Mich hat das Kind diese Geschichte fasziniert, denn sie geht von anderen Sprachen aus, die für die Bezeichnung ein- und denselben Gegenstands völlig andere Klänge nutzen.  Sie macht in wundervoller Weise die Willkürlichkeit der Laute und Regeln klar, auf die sich die verschiedenen Kulturen verständigt haben.

Jetzt gerade muss sich wieder an diese Geschichte denken, denn sie funktioniert auch in einem größeren Rahmen. Unser Vizekanzler reist nach Ägypten und nennt nach Gesprächen mit dem Präsidenten diesen einen „beeindruckenden“ Mann. Das ist ganz so, als wäre Al-Sisi nicht für Folter, Zensur und Polizeiwillkür bekannt. Denn eigentlich geht es diesem Vizekanzler nur darum, den Ägyptern Geld zu ge­ben, damit diese ihre Grenzen besser überwachen.

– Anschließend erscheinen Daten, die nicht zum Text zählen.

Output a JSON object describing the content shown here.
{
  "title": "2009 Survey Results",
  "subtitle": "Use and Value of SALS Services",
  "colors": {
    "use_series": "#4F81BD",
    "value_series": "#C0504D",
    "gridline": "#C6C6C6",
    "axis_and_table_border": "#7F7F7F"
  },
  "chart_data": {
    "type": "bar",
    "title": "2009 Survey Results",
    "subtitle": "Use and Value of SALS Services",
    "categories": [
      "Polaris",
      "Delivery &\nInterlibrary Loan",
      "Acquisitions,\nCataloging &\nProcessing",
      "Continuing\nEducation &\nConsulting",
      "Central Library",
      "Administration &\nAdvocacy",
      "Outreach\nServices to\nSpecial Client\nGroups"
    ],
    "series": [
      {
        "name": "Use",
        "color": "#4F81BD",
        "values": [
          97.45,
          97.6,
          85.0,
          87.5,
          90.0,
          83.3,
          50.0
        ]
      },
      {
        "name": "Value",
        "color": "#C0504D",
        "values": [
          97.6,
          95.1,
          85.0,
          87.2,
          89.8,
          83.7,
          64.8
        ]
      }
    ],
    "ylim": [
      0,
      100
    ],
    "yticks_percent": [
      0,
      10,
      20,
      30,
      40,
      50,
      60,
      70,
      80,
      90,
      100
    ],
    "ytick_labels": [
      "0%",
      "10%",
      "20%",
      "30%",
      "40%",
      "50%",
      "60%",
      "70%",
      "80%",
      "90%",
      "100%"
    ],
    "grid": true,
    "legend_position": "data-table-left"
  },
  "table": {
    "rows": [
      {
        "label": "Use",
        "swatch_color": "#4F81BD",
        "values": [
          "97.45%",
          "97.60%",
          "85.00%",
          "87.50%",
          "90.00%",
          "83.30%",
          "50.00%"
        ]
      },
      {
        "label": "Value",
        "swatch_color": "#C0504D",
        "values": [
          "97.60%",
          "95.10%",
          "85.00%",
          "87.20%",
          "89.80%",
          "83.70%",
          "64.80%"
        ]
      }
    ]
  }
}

Die europäischen Länder haben ihre Grenzen an der Ostseite geschlossen, den Syrien nächstgelegenen Ländern, und es geschieht, womit alle gerechnet haben: Kriegs-, Klima- und Wirtschaftskriegsflüchtlinge brechen in Nussschalen auf die große Mittelmeerüberquerung auf, es kommt erneut zu mindestens 300 Toten, und Europa überlegt sich, wie da­rauf mit einer „Rettungsmission“ zu antworten sei. Reminder: In diesem Bereich des Mittelmeeres starben vor ziemlich genau einem Jahr 700 Flüchtlinge. Als Dol­met­sche­rin erinnere ich mich leider zu gut an Ge­sag­tes. Damals hieß es: So etwas darf nie wieder geschehen.

Echte Rettungsmissionen sehen anders aus. Die Berliner Luftbrücke war mal eine solche. Und wann werden die Regierenden die De-facto-Abschaffung des Asyl­rechts, eine der Lektionen aus dem 2. Weltkrieg, auch de jure abschaffen? Welchen Namen werden sie der Sache geben? Rettung des Hausfriedens?

Ein Fernsehmensch demonstriert etwas mit der Ansage à la Das, was jetzt folgt, darf nicht sein, es ist verboten, denn es ist keine Satire, die anderen Beiträge der Kollegen waren satirisch und sind von der Kunstfreiheit gedeckt. Und die ganze Welt re­agiert so, als hätte es diese Anmoderation nicht gegeben, die Medien über­schla­gen sich, das Thema wird tagelang auf höchster Regierungsebene verhandelt, die wirk­lich wesentlichen Punkte geraten aus dem Blickfeld.

Zum Beispiel scheint in Vergessenheit geraten zu sein, dass die Türkei in Syrien Kriegsteilnehmer ist, indirekt, sie hat strategische Interessen daran, dass Syrien keine Gaspipeline durch sein Land baut, denn damit würde Türkei etwas von sei­nem Alleinstellungsmerkmal verlieren, dass ihm regelmäßig Wegezoll einbringt; außerdem bekämpft die Türkei mit kriegerischen Mitteln ihre kurdische Minderheit im eigenen Land, während die Kurden auf der anderen Seite der Grenze  an der Niederschlagung Daeshs beteiligt sind.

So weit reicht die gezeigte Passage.